Doesn't work Ray client on k8s with Ingress

Hello Ray team! I’d like to ask something about ‘Ray Client’
I want to connect between Ray Client and Ray Cluster using k8s Ingress.

But It doesn’t work. The next error message was occuerred.

ERROR:ray.util.client.server.proxier:Client connecting with no client_id

I tested with the next Ingress configuration.

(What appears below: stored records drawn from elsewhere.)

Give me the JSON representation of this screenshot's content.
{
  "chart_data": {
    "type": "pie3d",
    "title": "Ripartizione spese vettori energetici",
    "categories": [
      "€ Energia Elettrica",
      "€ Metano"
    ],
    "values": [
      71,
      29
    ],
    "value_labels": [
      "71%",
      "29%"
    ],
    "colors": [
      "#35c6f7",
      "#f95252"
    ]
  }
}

apiVersion: networking.k8s.io/v1beta1
kind: Ingress
metadata:
  name: xxxx
  namespace: xxxx
  annotations:
    kubernetes.io/ingress.class: nginx-10g
    nginx.ingress.kubernetes.io/backend-protocol: "GRPC"
spec:
  rules:
    - host: example.com
      http:
        paths:
          - path: /
            backend:
              serviceName: [target ray cluster service name]
              servicePort: 10001
  tls:
    - secretName: [tls secret name]
      hosts:
        - example.com

and I tested with the next python code.

from ray.util.client.worker import Worker

worker = Worker("example.com:443", secure=True, metadata=[("client_id", "test_client")])

When I tested on the local machine or using kubectl port forward, It worked well.
But it didn’t works when I tested with Ingress.

Test environment

  • ray==1.4.0
  • python==3.6
  • grpcio==1.32.0

cc @Dmitri can you address the question? K8s + ray client.

Hi @77loopin !

To make sure the problem persists with a more recent Ray version, could you
(1) Try it with Ray 1.5.1?

The issue is most likely a Ray bug and not an issue with your networking setup but
(2) have you tried using an identical ingress setup to expose other grpc (perhaps simpler) services?

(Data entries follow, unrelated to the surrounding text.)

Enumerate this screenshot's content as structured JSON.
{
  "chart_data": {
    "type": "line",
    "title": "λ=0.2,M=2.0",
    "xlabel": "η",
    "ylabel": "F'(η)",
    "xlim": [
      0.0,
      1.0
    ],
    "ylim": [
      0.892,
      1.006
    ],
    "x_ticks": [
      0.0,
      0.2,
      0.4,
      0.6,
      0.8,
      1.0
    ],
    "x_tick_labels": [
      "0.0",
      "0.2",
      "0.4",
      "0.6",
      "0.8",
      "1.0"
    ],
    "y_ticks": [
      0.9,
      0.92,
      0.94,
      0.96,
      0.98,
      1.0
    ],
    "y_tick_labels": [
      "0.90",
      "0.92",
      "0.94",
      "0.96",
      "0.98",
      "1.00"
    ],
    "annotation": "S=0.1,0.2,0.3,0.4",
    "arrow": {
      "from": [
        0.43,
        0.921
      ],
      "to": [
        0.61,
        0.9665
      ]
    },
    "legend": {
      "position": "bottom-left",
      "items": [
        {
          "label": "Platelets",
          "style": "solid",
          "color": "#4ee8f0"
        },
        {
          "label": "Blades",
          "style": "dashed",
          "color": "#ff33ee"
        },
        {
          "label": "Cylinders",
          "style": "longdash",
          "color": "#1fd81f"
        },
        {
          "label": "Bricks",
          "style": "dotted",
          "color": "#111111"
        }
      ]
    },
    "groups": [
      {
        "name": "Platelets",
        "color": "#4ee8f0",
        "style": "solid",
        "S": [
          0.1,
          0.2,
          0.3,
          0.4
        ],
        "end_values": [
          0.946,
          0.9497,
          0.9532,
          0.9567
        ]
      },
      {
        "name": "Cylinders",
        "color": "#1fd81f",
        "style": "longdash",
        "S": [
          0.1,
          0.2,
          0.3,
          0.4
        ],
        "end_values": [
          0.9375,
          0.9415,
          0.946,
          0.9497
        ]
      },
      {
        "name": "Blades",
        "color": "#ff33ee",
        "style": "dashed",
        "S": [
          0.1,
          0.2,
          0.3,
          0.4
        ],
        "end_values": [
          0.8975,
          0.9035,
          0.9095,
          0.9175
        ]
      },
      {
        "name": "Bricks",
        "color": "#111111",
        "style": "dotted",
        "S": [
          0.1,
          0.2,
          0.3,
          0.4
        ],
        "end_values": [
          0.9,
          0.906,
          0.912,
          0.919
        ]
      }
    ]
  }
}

cc @ijrsvt for the ray client part of this

Hi @Dmitri :slight_smile:

(1) Yes, I tried. But It also didn’t work :frowning:

When I created a worker, as I wrote in my post, the next debug message was printed.

DEBUG:ray.util.client.worker:client gRPC channel state change: ChannelConnectivity.IDLE
DEBUG:ray.util.client.worker:client gRPC channel state change: ChannelConnectivity.CONNECTING
DEBUG:ray.util.client.worker:client gRPC channel state change: ChannelConnectivity.READY
DEBUG:ray.util.client.worker:Pinging server.

It works the PING test using ray.rpc.RayletDriver/ClusterInfo. But other grpc functions doesn’t work because there is no client id.

(2) Yes, other grpc services works well.

Hi @Dmitri

I resolved this issue.

According to configuration of ingress, Ingress Controller remove the invalid header on gRPC protocol. So they remove the ‘client_id’ header in the request which is sent from Ray Client.
I found the solution to resolve this issue here.

I resolved by adding the following Ingress annotation.

metadata:
  annotations:
    nginx.ingress.kubernetes.io/server-snippet: |
      underscores_in_headers on;
      ignore_invalid_headers on;

I think it’d better to add the guide this issue on Ray Client guide.
I sent the PR adding the Ray Client guide. ([RayClient] Add the guide for k8s Ingress by 77loopin · Pull Request #17736 · ray-project/ray · GitHub)